(or, how the current issue of Spider-Man makes explicit the dark bargain at the heart of comics fandom)
Briefly, for nonfans: Twenty years ago, Spider-Man married his longtime girlfriend Mary Jane Watson. Now Marvel Comics editor-in-chief Joe Quesada has decided Spider-Man works better as a single guy than as a married guy. This being comics, any narrative event can be reversed by some incoherent gimmick. So: Peter Parker's beloved Aunt May is badly wounded by a bullet meant for our hero. The Devil appears to Spider-Man and offers him a choice: he can save his aunt's life, but he has to give up his marriage. This being comics, "give up his marriage" doesn't mean "get a divorce," it means that history is altered, and everyone's memory is wiped, and Peter Parker and Mary Jane never got married in the first place. And so Pete and MJ weep and kiss and remember the good times in a special two-page spread that's like a parody of a love montage in a movie. (There's an image of the two of them riding a tandem bike, for god's sake.) And then Peter wakes up, and Aunt May is downstairs making pancakes, and I threw up in my mouth a little.

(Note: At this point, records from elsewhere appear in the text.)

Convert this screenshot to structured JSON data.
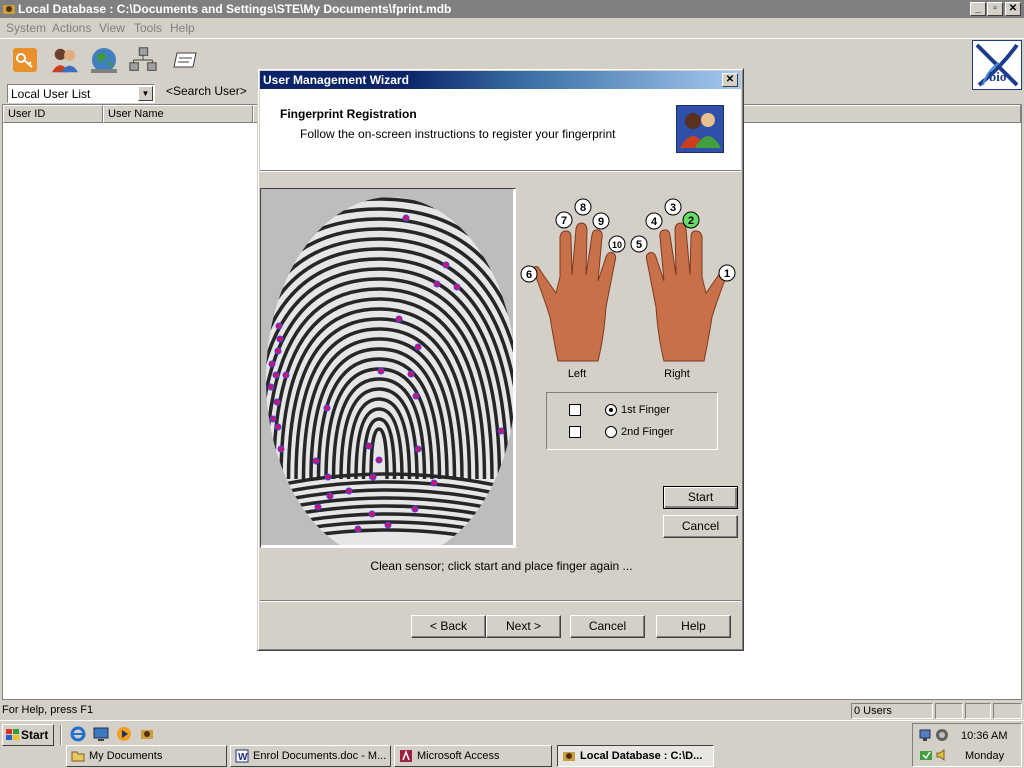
{
  "window": {
    "title": "Local Database : C:\\Documents and Settings\\STE\\My Documents\\fprint.mdb",
    "controls": {
      "minimize": "_",
      "restore": "▫",
      "close": "✕"
    }
  },
  "menu": [
    "System",
    "Actions",
    "View",
    "Tools",
    "Help"
  ],
  "toolbar": {
    "icons": [
      "key-icon",
      "users-icon",
      "globe-icon",
      "network-icon",
      "card-icon"
    ],
    "logo_text": "bio"
  },
  "list": {
    "selected": "Local User List",
    "search_label": "<Search User>",
    "columns": [
      "User ID",
      "User Name"
    ]
  },
  "status": {
    "help": "For Help, press F1",
    "users": "0 Users"
  },
  "taskbar": {
    "start": "Start",
    "quicklaunch": [
      "ie-icon",
      "desktop-icon",
      "media-icon",
      "app-icon"
    ],
    "tasks": [
      {
        "label": "My Documents",
        "icon": "folder-icon"
      },
      {
        "label": "Enrol Documents.doc - M...",
        "icon": "word-icon"
      },
      {
        "label": "Microsoft Access",
        "icon": "access-icon"
      },
      {
        "label": "Local Database : C:\\D...",
        "icon": "app-icon",
        "active": true
      }
    ],
    "clock": "10:36 AM",
    "day": "Monday"
  },
  "dialog": {
    "title": "User Management Wizard",
    "close": "✕",
    "heading": "Fingerprint Registration",
    "subheading": "Follow the on-screen instructions to register your fingerprint",
    "hands": {
      "left_label": "Left",
      "right_label": "Right",
      "fingers": [
        "1",
        "2",
        "3",
        "4",
        "5",
        "6",
        "7",
        "8",
        "9",
        "10"
      ],
      "highlighted": "2"
    },
    "options": {
      "first_finger": "1st Finger",
      "second_finger": "2nd Finger",
      "selected": "1st Finger"
    },
    "buttons": {
      "start": "Start",
      "cancel_capture": "Cancel",
      "back": "< Back",
      "next": "Next >",
      "cancel": "Cancel",
      "help": "Help"
    },
    "status_message": "Clean sensor; click start and place finger again  ..."
  },
  "colors": {
    "titlebar_inactive": "#808080",
    "dialog_title_start": "#0a246a",
    "highlight_finger": "#66dd66",
    "minutia_point": "#d4145a",
    "skin": "#c8704a"
  }
}
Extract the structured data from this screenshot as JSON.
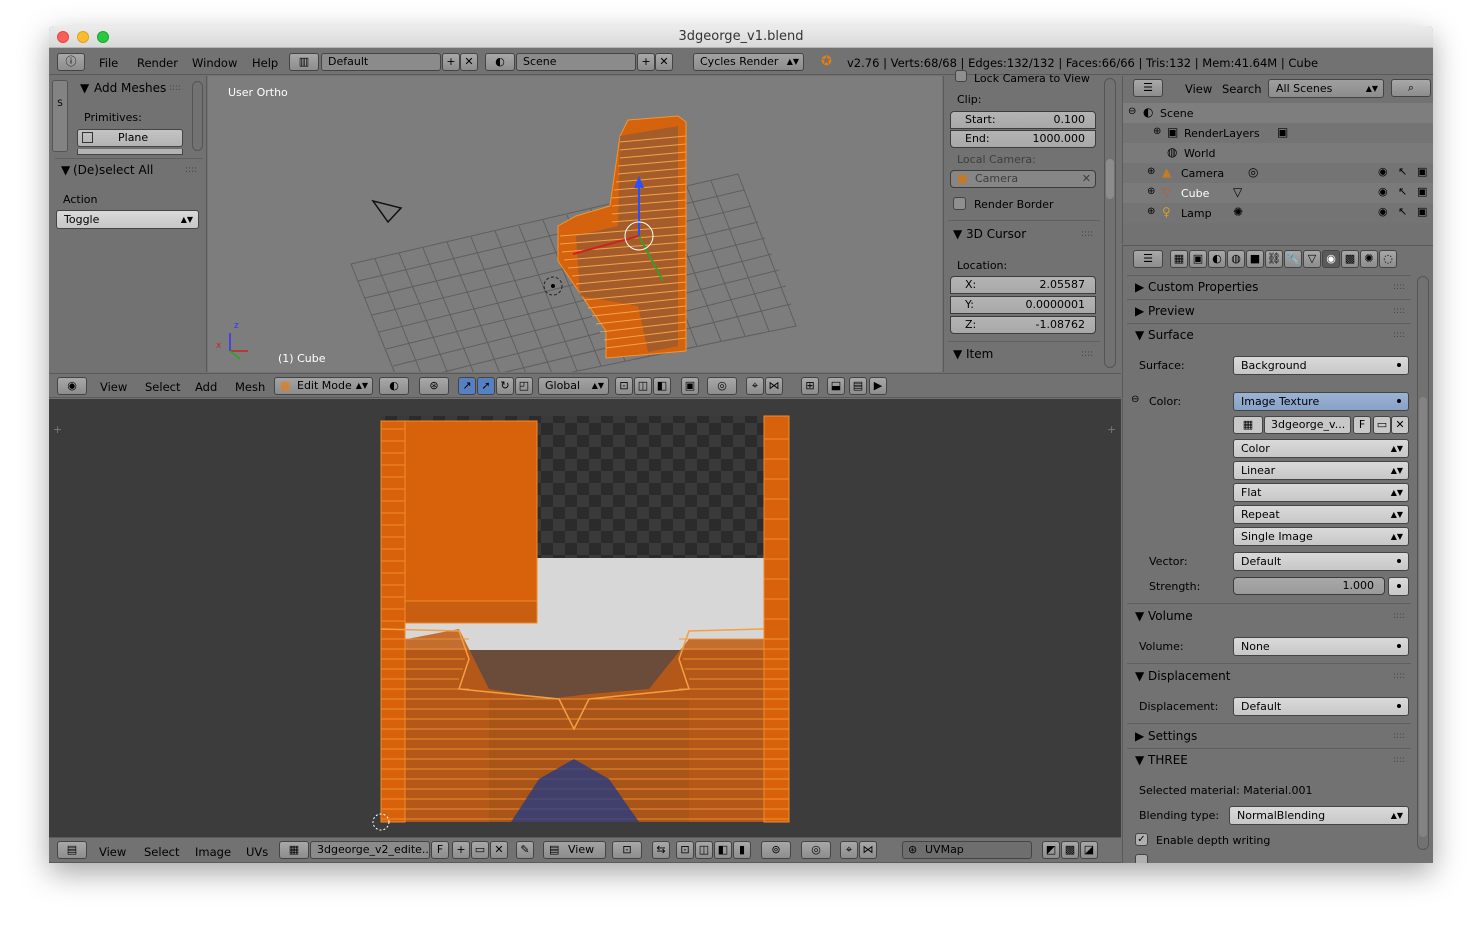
{
  "window": {
    "title": "3dgeorge_v1.blend"
  },
  "info_header": {
    "menus": [
      "File",
      "Render",
      "Window",
      "Help"
    ],
    "layout": "Default",
    "scene": "Scene",
    "engine": "Cycles Render",
    "stats": "v2.76 | Verts:68/68 | Edges:132/132 | Faces:66/66 | Tris:132 | Mem:41.64M | Cube"
  },
  "toolshelf": {
    "tab": "S",
    "add_meshes": "Add Meshes",
    "primitives_label": "Primitives:",
    "plane_label": "Plane",
    "deselect_title": "(De)select All",
    "action_label": "Action",
    "action_value": "Toggle"
  },
  "viewport": {
    "view_label": "User Ortho",
    "object_label": "(1) Cube",
    "axis_x": "x",
    "axis_z": "z"
  },
  "n_panel": {
    "lock_camera": "Lock Camera to View",
    "clip_label": "Clip:",
    "start_label": "Start:",
    "start_value": "0.100",
    "end_label": "End:",
    "end_value": "1000.000",
    "local_camera_label": "Local Camera:",
    "camera_field": "Camera",
    "render_border": "Render Border",
    "cursor_title": "3D Cursor",
    "location_label": "Location:",
    "x_label": "X:",
    "x_value": "2.05587",
    "y_label": "Y:",
    "y_value": "0.0000001",
    "z_label": "Z:",
    "z_value": "-1.08762",
    "item_title": "Item"
  },
  "view3d_header": {
    "menus": [
      "View",
      "Select",
      "Add",
      "Mesh"
    ],
    "mode": "Edit Mode",
    "orientation": "Global"
  },
  "outliner": {
    "menus": [
      "View",
      "Search"
    ],
    "filter": "All Scenes",
    "items": [
      {
        "label": "Scene"
      },
      {
        "label": "RenderLayers"
      },
      {
        "label": "World"
      },
      {
        "label": "Camera"
      },
      {
        "label": "Cube"
      },
      {
        "label": "Lamp"
      }
    ]
  },
  "properties": {
    "custom_properties": "Custom Properties",
    "preview": "Preview",
    "surface_title": "Surface",
    "surface_label": "Surface:",
    "surface_value": "Background",
    "color_label": "Color:",
    "color_value": "Image Texture",
    "image_name": "3dgeorge_v...",
    "image_f": "F",
    "opt_color": "Color",
    "opt_linear": "Linear",
    "opt_flat": "Flat",
    "opt_repeat": "Repeat",
    "opt_single": "Single Image",
    "vector_label": "Vector:",
    "vector_value": "Default",
    "strength_label": "Strength:",
    "strength_value": "1.000",
    "volume_title": "Volume",
    "volume_label": "Volume:",
    "volume_value": "None",
    "displacement_title": "Displacement",
    "displacement_label": "Displacement:",
    "displacement_value": "Default",
    "settings_title": "Settings",
    "three_title": "THREE",
    "selected_material": "Selected material: Material.001",
    "blending_label": "Blending type:",
    "blending_value": "NormalBlending",
    "depth_writing": "Enable depth writing"
  },
  "uv_header": {
    "menus": [
      "View",
      "Select",
      "Image",
      "UVs"
    ],
    "image_name": "3dgeorge_v2_edite...",
    "image_f": "F",
    "view_value": "View",
    "uvmap": "UVMap"
  }
}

Of course, there's the obvious evolutionary backwardness of the whole thing: to choose an octogenarian aunt over a loving and healthy and presumably fertile marriage is to prefer death to life. But there's an aspect of this that's more specific to comics culture. One More Day states the dark side of the geek bargain more explicitly than anyone really wants: Everything can be the way it was before, when you were a kid. All you have to give up is girls, and marriage, and procreation, and the possibility of a healthy adult relationship. That's been the deal between fandom and the comics industry for decades. There's plenty of fans who've made the same choice Peter Parker did, and who now sit alone in their apartments, surrounded by comics and DVDs and collectible figurines. But there's something really unpleasant about having it said out loud, or presented as heroic.